The Fascinating Story of Riedel Tyrol Wine Glasses

Updated December 17, 2019
tops of wine glasses

The collection or Riedel Tyrol glasses were designed in honor of the Riedel company's "rebirth" in Austria some 50 years ago. While Riedel no longer makes the Tyrol glasses, you can sometimes find replacements for broken glasses online.

Replacing Riedel Tyrol Glasses

It's getting more difficult to find Riedel Tyrol glasses if you break yours. However, you can find replacements in a few spots including at Replacements, LTD and possibly on secondary markets such as eBay. However, the glasses are becoming increasingly difficult to find, so if you break several, it may be time to consider buying a different set of wine glasses.

The History of Riedel

The history of Riedel, spanning many generations, begins in the 1700's with Johan Christoph Riedel. While traveling as a glass trader, Johan Christoph was murdered by criminals who thought he was carrying a lot of money. It wasn't until the mid 1700's when Johan Christoph's grandson, Johann Leopold, established what is considered the "modern" Riedel Glassworks.

The company experienced many successes and failures throughout eight family generations until the Russians invaded Czechoslovakia (now known as the Czech Republic) in 1945. The company, and the Riedel family fortune, was taken by the state. Walter, the head of the Riedel company at the time, was arrested by the Russians shortly after and sentenced to work for five years in Eastern Siberia. After he completed his five year sentence, he attempted to flee the country, but was arrested once again by the Russians under the charge of being a spy and was sentenced to 25 years in prison.

After the death of Joseph Stalin, German chancellor Konrad Adenauer rallied on behalf of the "prisoners of war" and as a result of his efforts, Walter Riedel was released from prison and able to return home.

Riedel's Rebirth

While his grandfather was serving his sentence in Russia, Claus Riedel escaped the communist rule in the Czech Republic, leaving his home country for Austria. Upon hearing that Claus was in their village, the Swarovskis met him and welcomed Claus into their family. The Swarovskis had a strong relationship with the Riedels, as it was Claus' great-grandfather, Josef that taught the family the art of glass making.

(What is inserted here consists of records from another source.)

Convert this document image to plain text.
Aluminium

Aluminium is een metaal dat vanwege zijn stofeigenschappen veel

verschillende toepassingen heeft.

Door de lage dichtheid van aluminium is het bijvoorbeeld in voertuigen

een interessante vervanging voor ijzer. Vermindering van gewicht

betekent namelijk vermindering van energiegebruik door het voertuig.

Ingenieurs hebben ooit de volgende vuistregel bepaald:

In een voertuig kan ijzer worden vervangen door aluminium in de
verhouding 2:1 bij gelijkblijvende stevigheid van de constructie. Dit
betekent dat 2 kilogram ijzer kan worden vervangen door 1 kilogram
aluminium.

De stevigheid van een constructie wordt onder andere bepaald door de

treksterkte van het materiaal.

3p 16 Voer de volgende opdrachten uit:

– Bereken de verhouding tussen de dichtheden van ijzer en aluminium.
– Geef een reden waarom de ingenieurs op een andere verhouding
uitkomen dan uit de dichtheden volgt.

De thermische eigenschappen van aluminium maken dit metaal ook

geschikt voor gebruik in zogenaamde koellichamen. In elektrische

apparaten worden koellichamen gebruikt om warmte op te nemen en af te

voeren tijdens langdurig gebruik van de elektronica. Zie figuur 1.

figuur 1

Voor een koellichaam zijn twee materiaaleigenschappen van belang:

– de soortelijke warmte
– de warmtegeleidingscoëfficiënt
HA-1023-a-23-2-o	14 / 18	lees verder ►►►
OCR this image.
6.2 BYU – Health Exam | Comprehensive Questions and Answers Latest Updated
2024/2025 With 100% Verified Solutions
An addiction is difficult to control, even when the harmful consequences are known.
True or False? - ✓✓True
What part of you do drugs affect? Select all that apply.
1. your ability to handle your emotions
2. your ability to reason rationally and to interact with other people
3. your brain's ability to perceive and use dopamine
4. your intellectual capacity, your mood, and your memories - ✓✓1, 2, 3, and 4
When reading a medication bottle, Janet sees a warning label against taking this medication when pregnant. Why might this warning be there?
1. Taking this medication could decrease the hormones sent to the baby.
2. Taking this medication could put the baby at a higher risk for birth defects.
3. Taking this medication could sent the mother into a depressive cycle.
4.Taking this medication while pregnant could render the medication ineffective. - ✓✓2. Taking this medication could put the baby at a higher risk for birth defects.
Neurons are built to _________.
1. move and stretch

After sending Claus to college, the Swarovskis then lent him the funds to purchase the bankrupt glasshouse Tiroler. This location remains a Riedel factory today and it was here where Riedel began making it's now famous line of stemware.

The Tyrol Collection

Riedel Tyrol glasses were unlike any of the other Riedel collections. They were comprised of a leaded crystal bowl and base. The base of the glasses in the Tyrol collection is a solid half-sphere and the bowls came in ten different sizes. This collection offered the following types of glasses:

  • Red wine - Including specific glasses for:
    • Cabernet Sauvignon
    • Shiraz
    • Pinot Noir
  • White wine - The white wine collection includes specific glasses for:
    • Viognier/Chardonnay
    • Riesling/Sauvignon Blanc
    • Montrachet

Other types of Tyrol glasses consist of:

  • Champagne
  • Rocks
  • Martini
  • "Pop's"

Tyrol Glasses: Specifications

This glassware collection could loosely be considered stemless wine glasses, but not completely because of the solid half sphere base. The following are the specification of each type of glass:

  • Cabernet Sauvignon - This glass stands at 6⅛ inches and can hold up to 24⅛ ounces.
  • Pinot Noir - Slightly smaller than the Cabernet glass, this glass stands 5 ½ inches tall and holds up to 24 ounces.
  • Syrah - The Syrah glass stands at 5 ½ inches tall and holds 24 ¼ ounces.
  • Viognier/Chardonnay - This white wine glass stands at 4 ⅞ inches and holds 12⅞ ounces of wine.
  • Riesling/Sauvignon Blanc - Larger than the Viognier/Chardonnay glass, the Riesling/Sauvignon Blanc glass stands at 7⅜ inches and holds 14⅞ ounces.
  • Montrachet - Short and wide, the Montrachet glass stands at 4 ¾ inches and holds 21⅞ ounces.
  • Champagne - Not your typical Champagne glass, it stands at six inches, holding seven ounces of Champagne.
  • Rocks - The Rocks glass stands 4 ⅝ inches high and can hold 16 ¾ ounces of your favorite libation.
  • Martini - Standing at a mere 2⅞ inches, this glass holds up to eight ounces of your favorite Martini.
  • Pop's - Designed for carbonated beverages, the Pop's glass stands at 5⅛ inches and holds 19¾ ounces.

The Great Glass Debate

While Riedel no longer produces the Tyrol glasses, there are plenty of other affordable but nice wine glasses available. So if your collection is thinning out due to breakage, you can try to replace them. If you can't find the glasses you need, it's the perfect opportunity to find new wine glasses.